La longue mais captivante intervention de M. Séralini (professeur de biologie moléculaire à l’université de Caen, président du conseil scientifique du CRII-GEN) à l’issue de la projection du film Severn au cinéma de Carentan nous conforte dans nos efforts pour promouvoir une alimentation produite sans trop d’outrages à mère nature. Entre des interventions de portée planétaire au Japon, en Inde ou Etats-Unis, Eric Séralini a pris le temps d’éclairer quelques dizaines d’habitants des marais du Cotentin sur les vertus d’une polyculture extensive, les dangers de la marchandisation des OGM, les enjeux d’une science indépendante et contradictoire. Plus d’un buvait ses paroles, supait ses arguments et trempait dans ses convictions.
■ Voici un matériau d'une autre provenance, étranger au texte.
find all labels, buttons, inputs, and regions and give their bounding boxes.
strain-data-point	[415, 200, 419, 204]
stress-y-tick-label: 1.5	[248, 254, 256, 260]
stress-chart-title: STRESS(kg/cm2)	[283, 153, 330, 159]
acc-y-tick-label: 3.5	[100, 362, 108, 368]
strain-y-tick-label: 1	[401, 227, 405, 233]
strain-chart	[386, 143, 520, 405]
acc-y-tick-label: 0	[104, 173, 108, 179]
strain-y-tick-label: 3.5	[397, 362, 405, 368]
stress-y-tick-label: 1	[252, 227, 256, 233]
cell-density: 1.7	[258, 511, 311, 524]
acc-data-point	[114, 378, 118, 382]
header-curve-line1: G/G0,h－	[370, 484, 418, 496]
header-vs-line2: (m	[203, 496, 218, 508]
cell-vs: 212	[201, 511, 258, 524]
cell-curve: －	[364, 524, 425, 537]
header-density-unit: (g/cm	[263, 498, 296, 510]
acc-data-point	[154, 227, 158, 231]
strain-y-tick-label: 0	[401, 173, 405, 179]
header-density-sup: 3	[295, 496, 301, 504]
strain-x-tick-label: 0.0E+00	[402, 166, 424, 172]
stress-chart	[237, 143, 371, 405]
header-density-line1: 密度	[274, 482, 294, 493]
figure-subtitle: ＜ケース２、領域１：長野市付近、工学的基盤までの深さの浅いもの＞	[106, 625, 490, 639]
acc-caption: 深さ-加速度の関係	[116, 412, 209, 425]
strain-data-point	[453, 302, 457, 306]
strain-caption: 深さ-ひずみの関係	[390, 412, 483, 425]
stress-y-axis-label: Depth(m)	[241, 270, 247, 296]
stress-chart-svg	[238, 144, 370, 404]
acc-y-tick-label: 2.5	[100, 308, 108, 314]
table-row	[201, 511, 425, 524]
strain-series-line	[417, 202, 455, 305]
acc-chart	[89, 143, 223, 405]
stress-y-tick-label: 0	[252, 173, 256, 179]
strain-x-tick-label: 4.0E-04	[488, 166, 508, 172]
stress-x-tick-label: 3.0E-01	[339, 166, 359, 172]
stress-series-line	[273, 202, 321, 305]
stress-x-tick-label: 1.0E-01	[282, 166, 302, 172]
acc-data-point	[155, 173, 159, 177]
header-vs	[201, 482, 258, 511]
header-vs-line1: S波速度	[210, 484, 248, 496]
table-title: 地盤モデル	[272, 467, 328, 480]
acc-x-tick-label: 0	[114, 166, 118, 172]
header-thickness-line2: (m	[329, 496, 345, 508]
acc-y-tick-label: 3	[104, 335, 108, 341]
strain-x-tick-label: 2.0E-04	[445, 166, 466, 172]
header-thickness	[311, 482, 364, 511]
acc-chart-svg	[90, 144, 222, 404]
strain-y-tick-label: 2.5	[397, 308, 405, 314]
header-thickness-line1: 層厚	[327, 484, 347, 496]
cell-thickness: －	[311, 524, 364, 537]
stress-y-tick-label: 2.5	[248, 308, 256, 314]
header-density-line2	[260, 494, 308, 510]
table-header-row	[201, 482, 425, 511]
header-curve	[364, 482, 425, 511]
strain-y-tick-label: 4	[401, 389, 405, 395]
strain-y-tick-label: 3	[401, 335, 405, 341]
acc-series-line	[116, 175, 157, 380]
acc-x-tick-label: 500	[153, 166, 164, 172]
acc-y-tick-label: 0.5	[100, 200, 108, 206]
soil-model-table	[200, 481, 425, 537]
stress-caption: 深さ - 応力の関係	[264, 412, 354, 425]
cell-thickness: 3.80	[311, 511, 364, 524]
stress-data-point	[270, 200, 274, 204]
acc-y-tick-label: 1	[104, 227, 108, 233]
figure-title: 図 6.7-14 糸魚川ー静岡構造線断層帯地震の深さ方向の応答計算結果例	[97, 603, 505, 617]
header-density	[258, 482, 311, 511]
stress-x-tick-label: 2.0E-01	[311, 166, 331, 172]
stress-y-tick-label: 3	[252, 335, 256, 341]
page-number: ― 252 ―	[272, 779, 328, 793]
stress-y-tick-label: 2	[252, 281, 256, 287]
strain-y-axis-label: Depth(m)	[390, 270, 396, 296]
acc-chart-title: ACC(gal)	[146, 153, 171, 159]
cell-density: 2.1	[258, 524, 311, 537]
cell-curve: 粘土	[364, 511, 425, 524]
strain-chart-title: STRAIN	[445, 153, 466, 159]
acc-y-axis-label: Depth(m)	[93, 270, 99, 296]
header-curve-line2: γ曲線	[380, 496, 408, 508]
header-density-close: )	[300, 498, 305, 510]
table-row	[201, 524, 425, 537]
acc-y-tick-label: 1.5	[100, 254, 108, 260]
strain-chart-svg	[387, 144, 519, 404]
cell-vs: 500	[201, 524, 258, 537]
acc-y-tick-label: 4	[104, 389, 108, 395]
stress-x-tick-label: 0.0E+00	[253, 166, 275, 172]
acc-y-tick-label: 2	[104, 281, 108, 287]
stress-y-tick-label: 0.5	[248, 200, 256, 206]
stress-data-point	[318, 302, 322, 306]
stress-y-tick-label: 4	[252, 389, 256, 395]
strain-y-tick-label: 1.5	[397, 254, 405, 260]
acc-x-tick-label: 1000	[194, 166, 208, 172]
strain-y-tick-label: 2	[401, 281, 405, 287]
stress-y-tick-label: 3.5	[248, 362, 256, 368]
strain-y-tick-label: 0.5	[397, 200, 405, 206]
Moi qui ne suis pas un béat de la décroissance, un adversaire de la consommation, un partisan du repli, un obsédé des risques sanitaires, un faucheur d’OGM, un végétalien sincère, un ayatollah de l’écologie, je voyais pourtant bien des choses s’organiser, ce soir là, autour de mon assiette de soupe.
La soupe, ce mets planétaire, commun à toutes les nations, riches ou pauvres, dominantes ou oubliées, illustre à lui tout seul le mode de développement que nous voudrions diffuser autour de nous.
A elle toute seule, une assiette de soupe est souvent la révélation de la biodiversité. Cette biodiversité si précieuse aux équilibres, si précieuse à l’homme, si précieuse à l’économie. Une soupe réunit toutes sortes d’aliments, de condiments que l’on choisira en fonction des ressources locales et saisonnières.
A elle toute seule, une assiette de soupe permet de poser le problème des atteintes à notre environnement, en particulier celui du réchauffement climatique. La provenance des ingrédients de ma soupe, mes choix de consommateurs ont-ils des retombées raisonnables ?
A elle toute seule, une assiette de soupe est souvent un gage de santé. A condition d’être composée d’aliments sainement cultivés, la soupe éloigne le spectre de ces innombrables maladies dont la propagation est sans doute liée à nos modes de vie et d’alimentation.
A elle toute seule, une assiette de soupe peut être le remède à la question de la faim dans le monde. La crainte du manque de ressources alimentaires face à l’accroissement démographique mondial (9 milliards en 2050) et surtout à l’occidentalisation des modes de consommation peut s’évanouir devant une assiette de soupe. Mets souvent à base végétale, la soupe permet d’éloigner le risque de surconsommation de viande et le gaspillage des terres agricoles, trop largement consacrées à l’alimentation des animaux des sociétés industrialisées plutôt qu’à celle immédiate des hommes pauvres. Le gâchis des protéines végétales pour obtenir une malheureuse protéine animale doit être dénoncé autour d’une assiette de soupe.
A elle toute seule, une assiette de soupe symbolise la nécessaire solidarité entre les locataires de la planète. Ce plat se partage, se distribue. Il est commun à tous les convives et une fois la soupe versée, le creux de mon assiette ressemble tant à celui de mes voisins.
Biodiversité, responsabilité, santé, satiété et solidarité, voilà cinq ingrédients d’une soupe que l’on voudrait plus largement populaire.